Original H.R. 899 sponsors are: Rep. Thomas Massie of Kentucky (twitter:  @RepThomasMassie ) Rep.  Jason Chaffetz of Utah,  Rep. Justin Amash of Michigan, Rep. Andy Biggs of Arizona,  Rep. Matt Gaetz of Florida, Rep. Jody Hice of Georgia, Rep. Walter Jones of North Carolina, and Rep. Raul Labrador of Idaho.

 

 

Rep. Massie said in his press release, “Neither Congress nor the President, through his appointees, has the constitutional authority to dictate how and what our children must learn… Unelected bureaucrats in Washington, D.C. should not be in charge of our children’s intellectual and moral development. States and local communities are best positioned to shape curricula that meet the needs of their students. Schools should be accountable. Parents have the right to choose the most appropriate educational opportunity for their children, including home school, public school, or private school.”

Original co-sponsor Rep. Walter Jones agreed: “For years, I have advocated returning education policy to where it belongs – the state and local level. D.C. bureaucrats cannot begin to understand the needs of schools and its students on an individual basis. It is time that we get the feds out of the classroom, and terminate the Department of Education.”

Co-sponsor Rep. Raul Labrador added: “I’ve always been a proponent of empowering parents, teachers and local school boards who best know our children and their needs. Eliminating the U.S. Department of Education is the most important step we in Congress can take in returning decision making to the local level.”

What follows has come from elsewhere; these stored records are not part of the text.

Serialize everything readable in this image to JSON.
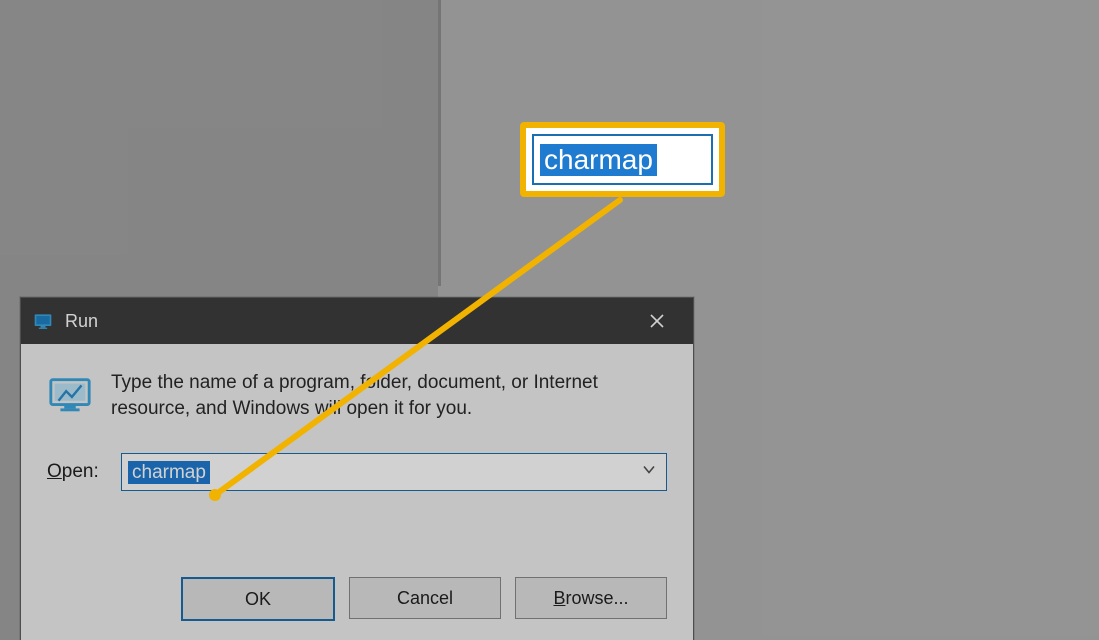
{
  "dialog": {
    "title": "Run",
    "prompt": "Type the name of a program, folder, document, or Internet resource, and Windows will open it for you.",
    "open_label_prefix": "O",
    "open_label_rest": "pen:",
    "input_value": "charmap",
    "buttons": {
      "ok": "OK",
      "cancel": "Cancel",
      "browse_prefix": "B",
      "browse_rest": "rowse..."
    }
  },
  "callout": {
    "text": "charmap"
  },
  "colors": {
    "highlight": "#f2b200",
    "selection": "#1f7bd0",
    "dialog_border": "#1a6fb0"
  }
}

Co-sponsor Rep. Andy Biggs noted: “Education of our students should lie primarily with parents, teachers, and state and local officials who know how to meet their individual needs best. Since its inception, the Department of Education has grown into an unrecognizable federal beast, and its policies have helped foster Common Core across the country. It is time the one-size-fits-all approach by the federal government is ended and authority is returned to the local level.”

 

Rep. Massie also pointed out that President Ronald Reagan would have cosponsored this bill.  In September 1981, about a year after the federal Department of Education began operating (1980) President Ronald Reagan said:

“…[W]e propose to dismantle two Cabinet Departments, Energy and Education[E]ducation is the principal responsibility of local school systems, teachers, parents, citizen boards, and State governments. By eliminating the Department of Education less than 2 years after it was created, we cannot only reduce the budget but ensure that local needs and preferences, rather than the wishes of Washington, determine the education of our children.”

Learn more about the bill in the video interview with Rep. Massie below. In the video, when answering a question about who now opposed his bill,  Massie said that there are opposers who believe that D.C. has cornered the market on genius, who feel that the rest of America should rely on those situated in D.C.; but most people want to keep educational decision-making and education money local; opposers are few.

Please remember that the bill, H.R. 899, newborn last month, has yet to have a hearing or a vote.  Please contact your congressional representatives  to add momentum to this bill.

How will the Department of Education be dismantled?

Rep. Massie envisions three ways in which the bill could be implemented.

1.  Get rid of federal education.  Return all power and all money to the states.

2.  Block grant federal education money to the states.

3.  Have different federal departments oversee federal education programs that are still active due to federal law.

Massie favors the option that gets rid of fed-ed altogether, and so do I.